Still, Workman blames the U.S. Supreme Court for the current politics of the gun issue, not the media. “The high court seems reluctant to take on another Second Amendment case after Heller in 2008 and McDonald in 2010,” says Workman. The court needs to look at challenges to restrictive carry laws in states including New York, New Jersey, Maryland and a handful of other states. After all, many states have ‘right to bear’ provisions in their constitutions, and that translates to ‘right to carry.’ It’s a right, not a privilege. Same as freedom of speech.”
When asked what he thinks the future of reporting is, he says, “That’s a hard one. I think social media has, in many ways, forced some people in the news business to be a little more honest and insightful. Others are simply hopeless, at both ends of the spectrum. When reporters ask fundamentally stupid questions using the rhetoric of the gun-prohibition lobby, it’s embarrassing and it affects all of us. It’s human nature to put more weight on the side of an argument we agree with than to the other side, but reporters aren’t really supposed to make that call.”
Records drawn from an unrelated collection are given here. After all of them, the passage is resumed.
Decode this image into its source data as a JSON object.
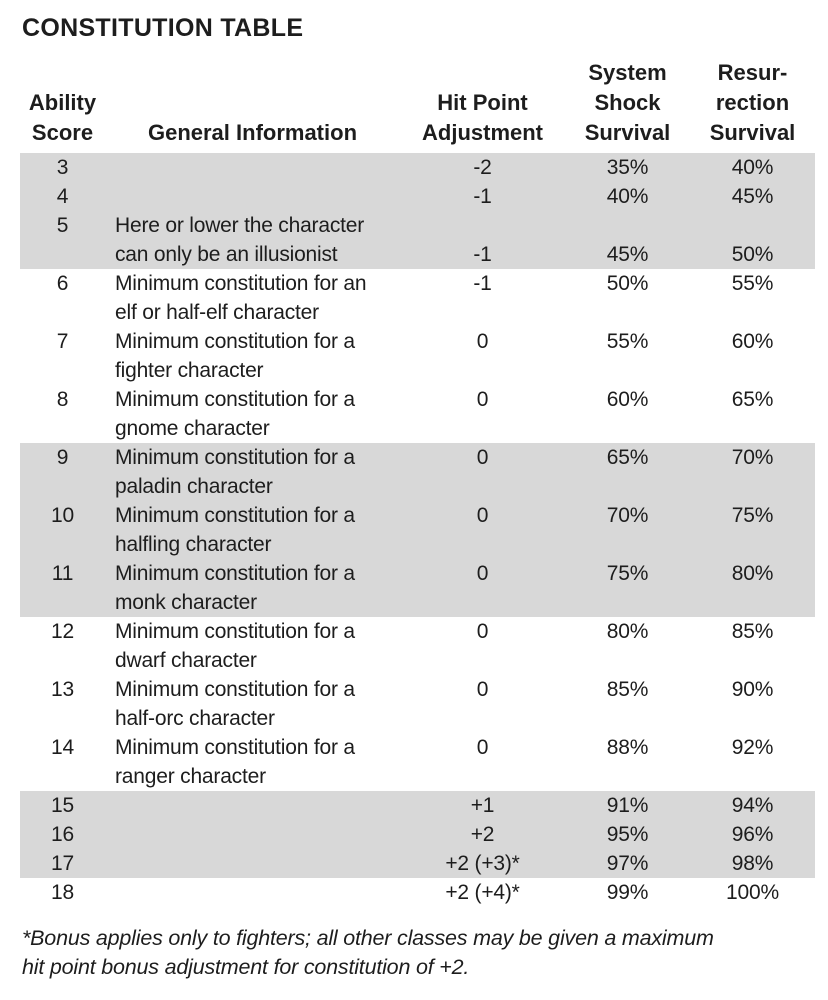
{
  "title": "CONSTITUTION TABLE",
  "colors": {
    "shaded_row_bg": "#d8d8d8",
    "text": "#1d1d1d",
    "page_bg": "#ffffff"
  },
  "table": {
    "columns": [
      {
        "id": "score",
        "header_lines": [
          "",
          "Ability",
          "Score"
        ]
      },
      {
        "id": "info",
        "header_lines": [
          "",
          "",
          "General Information"
        ]
      },
      {
        "id": "adj",
        "header_lines": [
          "",
          "Hit Point",
          "Adjustment"
        ]
      },
      {
        "id": "shock",
        "header_lines": [
          "System",
          "Shock",
          "Survival"
        ]
      },
      {
        "id": "res",
        "header_lines": [
          "Resur-",
          "rection",
          "Survival"
        ]
      }
    ],
    "rows": [
      {
        "score": "3",
        "info_lines": [],
        "adj": "-2",
        "shock": "35%",
        "res": "40%",
        "values_on_line": 1,
        "shaded": true
      },
      {
        "score": "4",
        "info_lines": [],
        "adj": "-1",
        "shock": "40%",
        "res": "45%",
        "values_on_line": 1,
        "shaded": true
      },
      {
        "score": "5",
        "info_lines": [
          "Here or lower the character",
          "can only be an illusionist"
        ],
        "adj": "-1",
        "shock": "45%",
        "res": "50%",
        "values_on_line": 2,
        "shaded": true
      },
      {
        "score": "6",
        "info_lines": [
          "Minimum constitution for an",
          "elf or half-elf character"
        ],
        "adj": "-1",
        "shock": "50%",
        "res": "55%",
        "values_on_line": 1,
        "shaded": false
      },
      {
        "score": "7",
        "info_lines": [
          "Minimum constitution for a",
          "fighter character"
        ],
        "adj": "0",
        "shock": "55%",
        "res": "60%",
        "values_on_line": 1,
        "shaded": false
      },
      {
        "score": "8",
        "info_lines": [
          "Minimum constitution for a",
          "gnome character"
        ],
        "adj": "0",
        "shock": "60%",
        "res": "65%",
        "values_on_line": 1,
        "shaded": false
      },
      {
        "score": "9",
        "info_lines": [
          "Minimum constitution for a",
          "paladin character"
        ],
        "adj": "0",
        "shock": "65%",
        "res": "70%",
        "values_on_line": 1,
        "shaded": true
      },
      {
        "score": "10",
        "info_lines": [
          "Minimum constitution for a",
          "halfling character"
        ],
        "adj": "0",
        "shock": "70%",
        "res": "75%",
        "values_on_line": 1,
        "shaded": true
      },
      {
        "score": "11",
        "info_lines": [
          "Minimum constitution for a",
          "monk character"
        ],
        "adj": "0",
        "shock": "75%",
        "res": "80%",
        "values_on_line": 1,
        "shaded": true
      },
      {
        "score": "12",
        "info_lines": [
          "Minimum constitution for a",
          "dwarf character"
        ],
        "adj": "0",
        "shock": "80%",
        "res": "85%",
        "values_on_line": 1,
        "shaded": false
      },
      {
        "score": "13",
        "info_lines": [
          "Minimum constitution for a",
          "half-orc character"
        ],
        "adj": "0",
        "shock": "85%",
        "res": "90%",
        "values_on_line": 1,
        "shaded": false
      },
      {
        "score": "14",
        "info_lines": [
          "Minimum constitution for a",
          "ranger character"
        ],
        "adj": "0",
        "shock": "88%",
        "res": "92%",
        "values_on_line": 1,
        "shaded": false
      },
      {
        "score": "15",
        "info_lines": [],
        "adj": "+1",
        "shock": "91%",
        "res": "94%",
        "values_on_line": 1,
        "shaded": true
      },
      {
        "score": "16",
        "info_lines": [],
        "adj": "+2",
        "shock": "95%",
        "res": "96%",
        "values_on_line": 1,
        "shaded": true
      },
      {
        "score": "17",
        "info_lines": [],
        "adj": "+2 (+3)*",
        "shock": "97%",
        "res": "98%",
        "values_on_line": 1,
        "shaded": true
      },
      {
        "score": "18",
        "info_lines": [],
        "adj": "+2 (+4)*",
        "shock": "99%",
        "res": "100%",
        "values_on_line": 1,
        "shaded": false
      }
    ]
  },
  "footnote_lines": [
    "*Bonus applies only to fighters; all other classes may be given a maximum",
    "hit point bonus adjustment for constitution of +2."
  ]
}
Workman doesn’t want to be categorized as a gun-rights advocate. He said, “I’ve called a few people out for identifying me as a gun advocate instead of the senior editor of a firearms publication. That pisses me off because they’re trying to pigeonhole me as a proponent rather than a journalist who writes about this stuff and therefore understands it. If you’re going to honestly write about the firearms culture, you damn well better understand it. Too many people think gun owners are a bunch of ignorant rubes. I know attorneys, tech engineers, cops, judges, businessmen and doctors who are gun owners. They’re educated and they don’t like being stereotyped.”
On the future, Workman is a little more cautious. He said, “I think the country has been polarized for several years, and some people like it that way. It’s how they stay in positions of power. We’ve come together when it counted, after 9-11 for example, but the divisions inevitably come back. It’s because we’re not all alike. I don’t think the gun prohibition movement is going to disarm America, but they’re not going away, either. They may want to take away everyone’s guns, but that’s delusional. American gun owners are not going to give up their civil rights and obediently line up at some collection site to turn over their firearms as has happened in other countries.”
Can you seem him, his heavy mustache fluttering, as he shines that perspective in The Washington Post’s newsroom? Yeah, I can’t either, but it’s fun to try.